Other locales tossed out were Arkansas, Georgia and even overseas.
“Ironman was initially all about Kona, but it eventually went around the globe,” said Dave Wiens, who was hired by Medalist to serve as the series’ competition and technical director. “We’ll see if Leadville can support that kind of growth, but I’ve already talked to some of the people I work with at (personal sponsor) Ergon in Germany, and they say Leadville is huge there. The idea is to motivate people to try something they are not totally comfortable with, but if they train and prepare enough they can pull it off.”
The three qualifying races provided a multitude of opportunities toward that end. At roughly 60 miles each, all three events served as solid tune-up efforts for Leadville’s 100-mile distance. They were also a solid pre-big-race testing ground, allowing racers to dial in nutrition, hydration, pacing and gear choice.
And of course, these were qualifying races, meaning if you didn’t get into Leadville via the main lottery, you could still snag a golden ticket with a stand-out performance at one of the LQS races, or by earning the right to buy an entry via random lottery. There were 100 total entries available at each race, with a 50-50 split between performance and luck.
The races themselves were modeled after the basic Leadville formula, difficult in distance and effort required, but not overly technical. Or as the LQS website puts it, “These races are long and tough, with lots of climbing. They are similar to the classic course at Leadville in that they avoid technically demanding singletrack trails and consist mainly of rugged jeep roads and gravel and dirt roads so they do not require exceptional bike handling skills. They are a perfect cross-over event if you are a roadie or triathlete and are looking for something hard yet different.”
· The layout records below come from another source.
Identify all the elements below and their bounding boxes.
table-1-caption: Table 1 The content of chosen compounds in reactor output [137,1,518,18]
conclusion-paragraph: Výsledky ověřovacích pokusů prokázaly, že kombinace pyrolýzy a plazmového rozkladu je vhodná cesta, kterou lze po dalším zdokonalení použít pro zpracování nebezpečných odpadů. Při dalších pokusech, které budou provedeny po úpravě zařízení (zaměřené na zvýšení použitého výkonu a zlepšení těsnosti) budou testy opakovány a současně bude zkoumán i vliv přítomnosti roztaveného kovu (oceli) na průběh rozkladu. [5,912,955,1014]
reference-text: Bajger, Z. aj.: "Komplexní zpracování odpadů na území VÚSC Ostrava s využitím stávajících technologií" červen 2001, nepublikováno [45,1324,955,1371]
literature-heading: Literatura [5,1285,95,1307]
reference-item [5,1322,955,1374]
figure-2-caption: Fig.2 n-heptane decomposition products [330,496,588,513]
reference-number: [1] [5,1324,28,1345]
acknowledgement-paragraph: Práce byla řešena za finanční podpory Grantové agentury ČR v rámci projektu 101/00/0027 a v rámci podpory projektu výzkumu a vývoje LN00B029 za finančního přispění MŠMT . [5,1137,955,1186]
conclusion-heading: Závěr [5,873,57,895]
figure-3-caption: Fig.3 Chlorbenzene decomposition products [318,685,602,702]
Still each had its own unique character. Wilmington yielded the fastest time, with Leadville favorite Jeremiah Bishop carding a day’s best mark of 3:33:34. Tahoe slotted in the middle, with Paul Mach winning in 4:02:42. And Colorado, thanks to the course’s precipitous altitude (two trips above 11,000 feet) was the toughest, with Armstrong finishing first in 4:32:21.
There were also big differences in the riders that showed up.
“In New York, people were not as aware of Leadville,” said Wiens, a six-time Leadville 100 champion. “The common thread was there were a lot of new riders, a lot of Lance Armstrong fans, a lot of road racers and triathletes, and a lot of people who saw the Leadville movies and thought that looks really tough, but I think I can do it.”
“In Tahoe and Colorado there was more familiarity with the race, so it’s more preaching to the choir,” continued Wiens. “But that said, we still had a lot of people coming in from out of town and out of state.”
Because just like Messick and Birrell, a lot of people are moved by the Leadville experience.